I like reading novels and I’ve always got at least one on the go, but to be honest I’m always more interested in the setting than the plot; I read fiction because it can often tell me more about how the world is, and how it was, than factual books can.
When I read Oliver Twist I’m plunged into the noisy, almost anarchic world of 19th Century London and when I read A Kestrel For A Knave I’m walking the streets of Barnsley with Billy Casper. I can picture the clothes the people are wearing, I can hear the way they talk, and I can tell, if the writing is good enough, how their minds work.
I was thinking about this the other day when I almost walked into somebody on a crowded street; he was texting and gazing down at his phone and I certainly wasn’t going to move out the way (I’m a Yorkshireman, after all) when some kind of cyber-radar kicked in and he swerved aside. I looked around: he wasn’t the only one doing it and the cityscape was full of people staring at their phones and almost, but not quite, bumping into each other.
A man was using the navigation device on his phone to find his way to a coffee-shop where I could see that job interviews were taking place. An Uber taxi pulled up and a man got in. A Deliveroo driver cycled by with a pannier full of pasta. In the coffee shop someone paid by swiping their watch over a terminal. I turned suddenly and almost crashed into a lamp-post and I had a sudden, if vague, moment of inspiration to do with sensors fitted to lampposts that warned approaching texters. Then I thought about the imminent arrival of The Internet of Things and the idea that in the future all lampposts would be smart and there would be no more bruised bonces, ever. Around me, Real Life was happening in a continuous stream of, to use a clumsy word, Nowness, and as a chap in late middle age I found it exhilarating and a bit frightening at the same time.
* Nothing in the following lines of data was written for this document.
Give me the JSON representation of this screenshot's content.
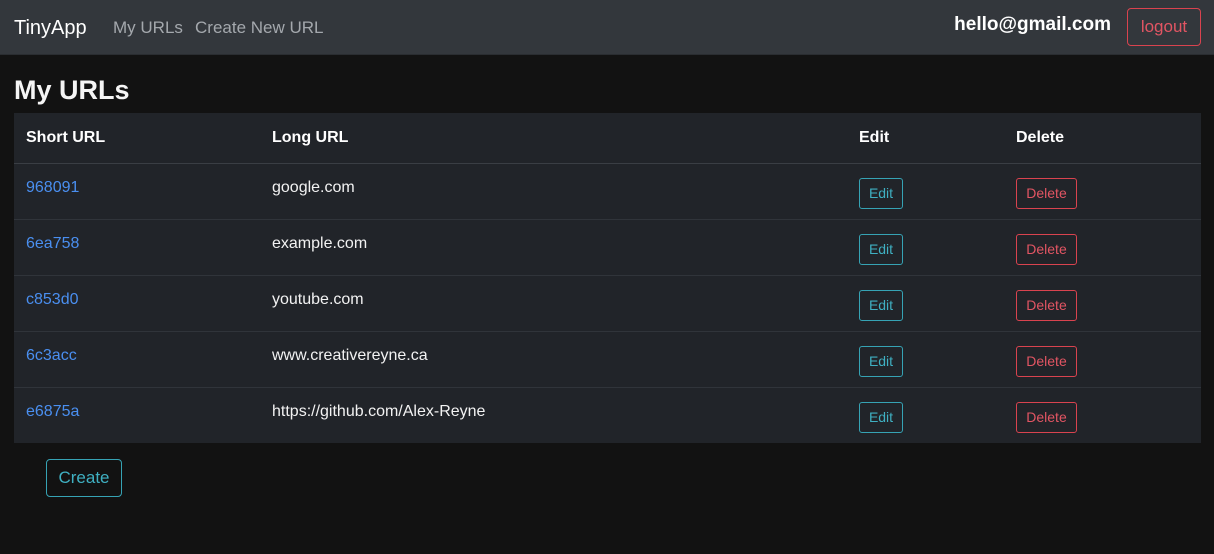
{
  "navbar": {
    "brand": "TinyApp",
    "links": [
      {
        "label": "My URLs"
      },
      {
        "label": "Create New URL"
      }
    ],
    "user_email": "hello@gmail.com",
    "logout_label": "logout"
  },
  "main": {
    "title": "My URLs",
    "table": {
      "headers": [
        "Short URL",
        "Long URL",
        "Edit",
        "Delete"
      ],
      "rows": [
        {
          "short": "968091",
          "long": "google.com",
          "edit": "Edit",
          "delete": "Delete"
        },
        {
          "short": "6ea758",
          "long": "example.com",
          "edit": "Edit",
          "delete": "Delete"
        },
        {
          "short": "c853d0",
          "long": "youtube.com",
          "edit": "Edit",
          "delete": "Delete"
        },
        {
          "short": "6c3acc",
          "long": "www.creativereyne.ca",
          "edit": "Edit",
          "delete": "Delete"
        },
        {
          "short": "e6875a",
          "long": "https://github.com/Alex-Reyne",
          "edit": "Edit",
          "delete": "Delete"
        }
      ]
    },
    "create_label": "Create"
  },
  "colors": {
    "navbar_bg": "#33373c",
    "page_bg": "#121212",
    "table_bg": "#212429",
    "link_blue": "#4a8ff0",
    "info_teal": "#3fb0c2",
    "danger_red": "#e25563"
  }
}
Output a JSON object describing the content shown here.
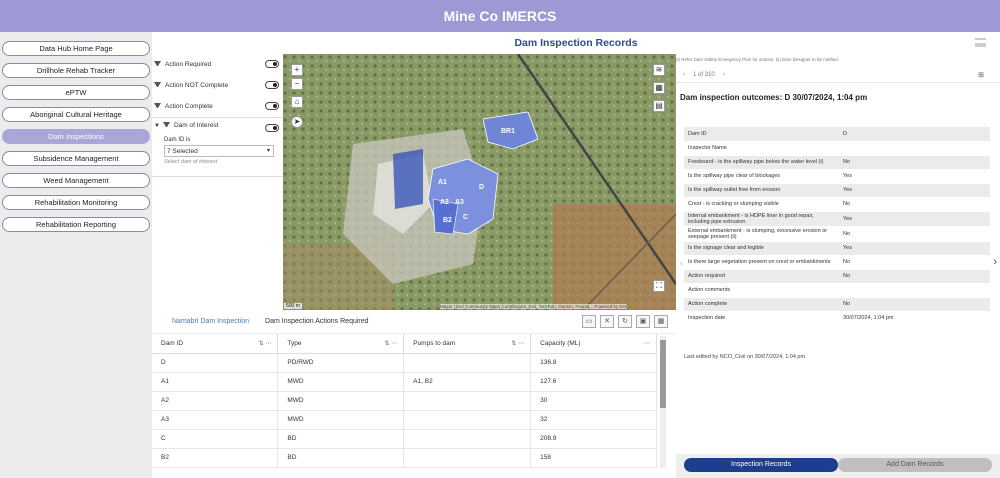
{
  "app": {
    "title": "Mine Co IMERCS"
  },
  "page": {
    "title": "Dam Inspection Records"
  },
  "nav": [
    {
      "label": "Data Hub Home Page",
      "active": false
    },
    {
      "label": "Drillhole Rehab Tracker",
      "active": false
    },
    {
      "label": "ePTW",
      "active": false
    },
    {
      "label": "Aboriginal Cultural Heritage",
      "active": false
    },
    {
      "label": "Dam Inspections",
      "active": true
    },
    {
      "label": "Subsidence Management",
      "active": false
    },
    {
      "label": "Weed Management",
      "active": false
    },
    {
      "label": "Rehabilitation Monitoring",
      "active": false
    },
    {
      "label": "Rehabilitation Reporting",
      "active": false
    }
  ],
  "filters": {
    "items": [
      "Action Required",
      "Action NOT Complete",
      "Action Complete"
    ],
    "interest": {
      "label": "Dam of Interest",
      "field_label": "Dam ID is",
      "selected": "7 Selected",
      "hint": "Select dam of interest"
    }
  },
  "map": {
    "scale": "500 m",
    "attribution": "Maxar | Esri Community Maps Contributors, Esri, TomTom, Garmin, Foursq... Powered by Esri",
    "labels": [
      "BR1",
      "A2",
      "A3",
      "B2",
      "C",
      "D",
      "A1"
    ]
  },
  "table": {
    "tabs": [
      "Namabri Dam Inspection",
      "Dam Inspection Actions Required"
    ],
    "columns": [
      "Dam ID",
      "Type",
      "Pumps to dam",
      "Capacity (ML)"
    ],
    "rows": [
      [
        "D",
        "PD/RWD",
        "",
        "136.8"
      ],
      [
        "A1",
        "MWD",
        "A1, B2",
        "127.6"
      ],
      [
        "A2",
        "MWD",
        "",
        "30"
      ],
      [
        "A3",
        "MWD",
        "",
        "32"
      ],
      [
        "C",
        "BD",
        "",
        "208.9"
      ],
      [
        "B2",
        "BD",
        "",
        "158"
      ]
    ]
  },
  "record": {
    "note": "(i) Refer Dam Safety Emergency Plan for actions. (ii) Dam Designer to be notified.",
    "pager": {
      "prev": "‹",
      "count": "1 of 310",
      "next": "›"
    },
    "title": "Dam inspection outcomes: D 30/07/2024, 1:04 pm",
    "fields": [
      [
        "Dam ID",
        "D"
      ],
      [
        "Inspector Name",
        ""
      ],
      [
        "Freeboard - is the spillway pipe below the water level (i)",
        "No"
      ],
      [
        "Is the spillway pipe clear of blockages",
        "Yes"
      ],
      [
        "Is the spillway outlet free from erosion",
        "Yes"
      ],
      [
        "Crest - is cracking or slumping visible",
        "No"
      ],
      [
        "Internal embankment - is HDPE liner in good repair, including pipe extrusion",
        "Yes"
      ],
      [
        "External embankment - is slumping, excessive erosion or seepage present (ii)",
        "No"
      ],
      [
        "Is the signage clear and legible",
        "Yes"
      ],
      [
        "Is there large vegetation present on crest or embankments",
        "No"
      ],
      [
        "Action required",
        "No"
      ],
      [
        "Action comments",
        ""
      ],
      [
        "Action complete",
        "No"
      ],
      [
        "Inspection date",
        "30/07/2024, 1:04 pm"
      ]
    ],
    "edited": "Last edited by NCO_Civil on 30/07/2024, 1:04 pm."
  },
  "buttons": {
    "inspection_records": "Inspection Records",
    "add_dam_records": "Add Dam Records"
  },
  "colors": {
    "brand": "#9e98d4",
    "primary_button": "#1d3e8f",
    "title_blue": "#2b4c8c"
  }
}
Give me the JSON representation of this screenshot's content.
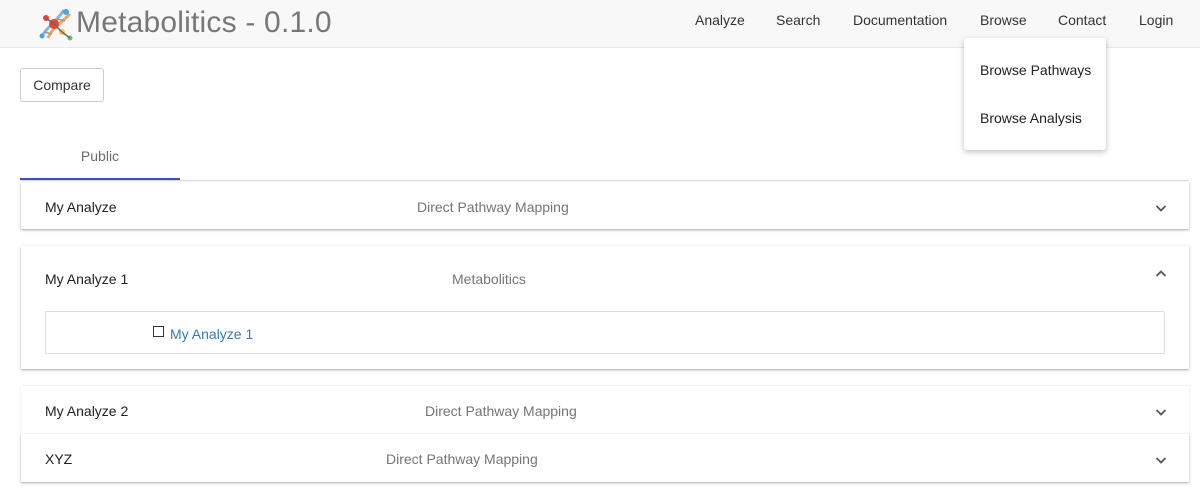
{
  "navbar": {
    "title": "Metabolitics - 0.1.0",
    "logo_icon": "molecule-logo",
    "items": [
      {
        "label": "Analyze"
      },
      {
        "label": "Search"
      },
      {
        "label": "Documentation"
      },
      {
        "label": "Browse"
      },
      {
        "label": "Contact"
      },
      {
        "label": "Login"
      }
    ]
  },
  "browse_dropdown": {
    "items": [
      {
        "label": "Browse Pathways"
      },
      {
        "label": "Browse Analysis"
      }
    ]
  },
  "toolbar": {
    "compare_label": "Compare"
  },
  "tabs": [
    {
      "label": "Public",
      "active": true
    }
  ],
  "colors": {
    "tab_ink": "#3f51b5",
    "link": "#337ab7",
    "navbar_bg": "#f8f8f8"
  },
  "panels": [
    {
      "name": "My Analyze",
      "type": "Direct Pathway Mapping",
      "expanded": false
    },
    {
      "name": "My Analyze 1",
      "type": "Metabolitics",
      "expanded": true,
      "content": {
        "checkbox_checked": false,
        "link_label": "My Analyze 1"
      }
    },
    {
      "name": "My Analyze 2",
      "type": "Direct Pathway Mapping",
      "expanded": false
    },
    {
      "name": "XYZ",
      "type": "Direct Pathway Mapping",
      "expanded": false
    }
  ]
}
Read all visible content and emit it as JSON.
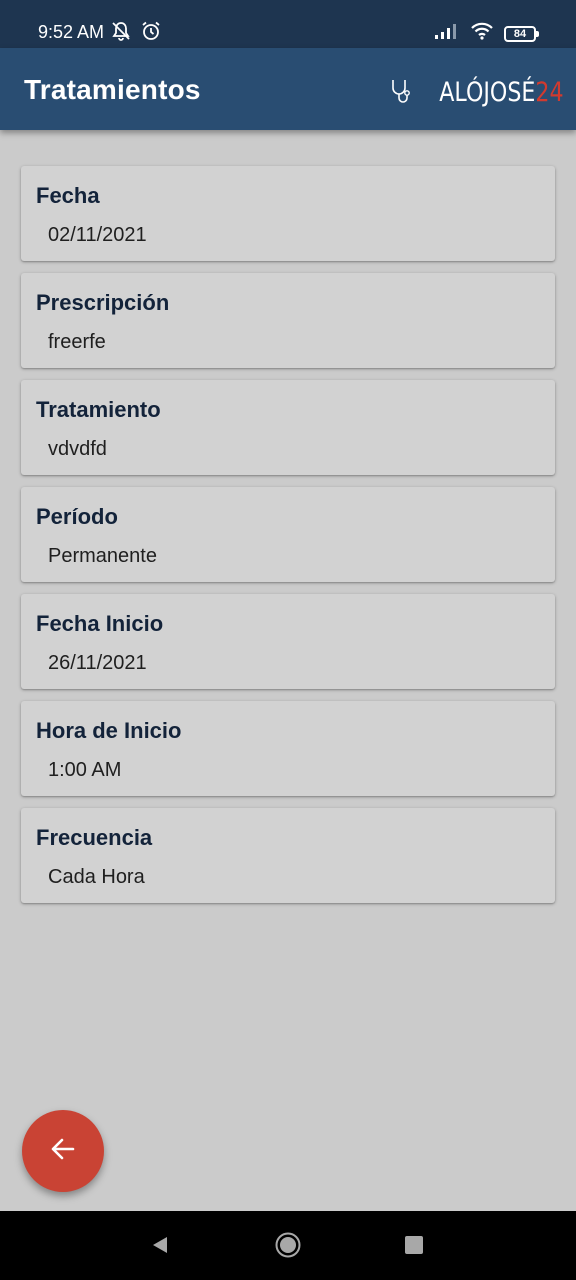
{
  "status_bar": {
    "time": "9:52 AM",
    "icons_left": [
      "bell-off-icon",
      "alarm-icon"
    ],
    "icons_right": [
      "signal-icon",
      "wifi-icon",
      "battery-icon"
    ],
    "battery_level": "84"
  },
  "app_bar": {
    "title": "Tratamientos",
    "logo": {
      "text": "ALÓJOSÉ",
      "number": "24",
      "icon": "stethoscope-icon"
    }
  },
  "cards": [
    {
      "label": "Fecha",
      "value": "02/11/2021"
    },
    {
      "label": "Prescripción",
      "value": "freerfe"
    },
    {
      "label": "Tratamiento",
      "value": "vdvdfd"
    },
    {
      "label": "Período",
      "value": "Permanente"
    },
    {
      "label": "Fecha Inicio",
      "value": "26/11/2021"
    },
    {
      "label": "Hora de Inicio",
      "value": "1:00 AM"
    },
    {
      "label": "Frecuencia",
      "value": "Cada Hora"
    }
  ],
  "fab": {
    "icon": "arrow-left-icon"
  },
  "nav_bar": {
    "buttons": [
      "nav-back-icon",
      "nav-home-icon",
      "nav-recents-icon"
    ]
  },
  "colors": {
    "status_bar_bg": "#1e3550",
    "app_bar_bg": "#294d72",
    "page_bg": "#cbcbcb",
    "card_bg": "#d2d2d2",
    "label_color": "#13233a",
    "fab_bg": "#c94334",
    "logo_accent": "#d13a2f"
  }
}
After all, I’m so old I still have to look at my phone when I’m texting.
The point of all this is that these are the kinds of things fiction writers should be putting into their tales. If I want novels and short stories to tell me as much about 21st Century life as, say Don Quixote told me about the fairly distant past, then characters in books should be tweeting and texting and unfriending people on Facebook. They should be using words like Brexit and saying ‘absolutely!’ when they mean ‘yes’ and they should get their fruit and veg delivered by a man in a van.
I hope that this is happening now, in new writing, and I’m looking forward to reading just what 2016 was like in a novel published in, say 2019, when all this present will feel like so much past. That’s the writer’s job, to show us just how things are and were. Oh, and throw in a bit of plot, too. If you must!